What is forex trading
Forex or foreign exchange market, as it is formally called, is a decentralized marketplace for trading national currencies on a global level. The bulk of the trade is made between large banks all around the world, through intermediary companies, which make up the interbank currency market.
However, a considerable share of currency trading is also made by individual or corporate buyers and sellers of different levels, which makes the entire market very active and decentralized.
How does forex trading work
Forex owes its existence to the floating currency rate principle, which was adopted after decades of fixed exchange rate regime dictated by the Bretton-Woods monetary management system. Thanks to the floating currency rates and free currency trading, the exchange rate for any currency in the world is determined by how much of it was sold or bought, i.e. by the demand and supply for the currency.

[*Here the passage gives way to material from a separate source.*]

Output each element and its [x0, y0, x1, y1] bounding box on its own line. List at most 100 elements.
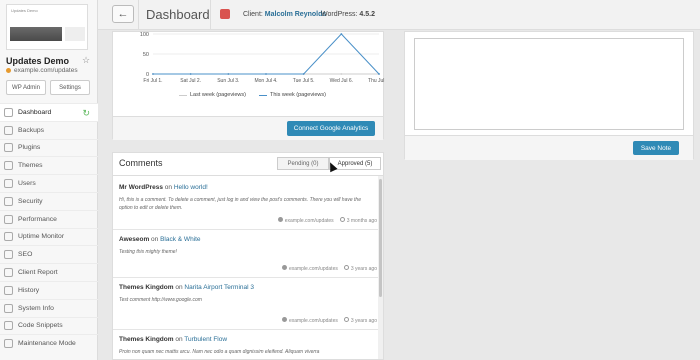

For example, a US trader imports goods from Germany by paying Euros while their income is reflected in US dollars. This simple currency exchange operation is exactly what powers the global foreign exchange market and given the number of such operations carried out on a daily basis, you can easily imagine how active and huge the Forex trading really is.
By current estimates the overall daily amount of Forex operations is around $5 trillion, and each buy-sell operation has its influence on the exchange rate of every currency in the Forex market.
Most experts agree that the Forex market is the closest thing we have to perfect competition market if not for the national central bank involvement, which serves to assure the liquidity of national currencies to a certain degree.
At the same time some of its features such as lack of trading centers or superior regulation, around the clock trading, financial leverage and geopolitical dispersion really make the foreign exchange market a truly global and independent trading platform. And what's really great about it is the fact that virtually anyone can participate in the trading process and use the constant currency exchange rate fluctuation to generate revenue.
Is forex for dummies?
For a person who has never dealt with Forex it may sound strange that the difference in rates can serve as a source of revenue. However, most people deal with exchange rates when looking at daily rates set by the banks for every currency they buy or sell.
But even when you get to compare several commercial banks you can easily observe that their exchange rates are not identical, and if you buy some currency at one bank and sell it in the other you can actually make some money off this simple speculative operation.
Now imagine a situation when the exchange rate is changing constantly and you can buy or sell virtually all types of currency at any given moment and with much better revenue thanks to the financial leverage provided by trading platforms. That's Forex in a nutshell.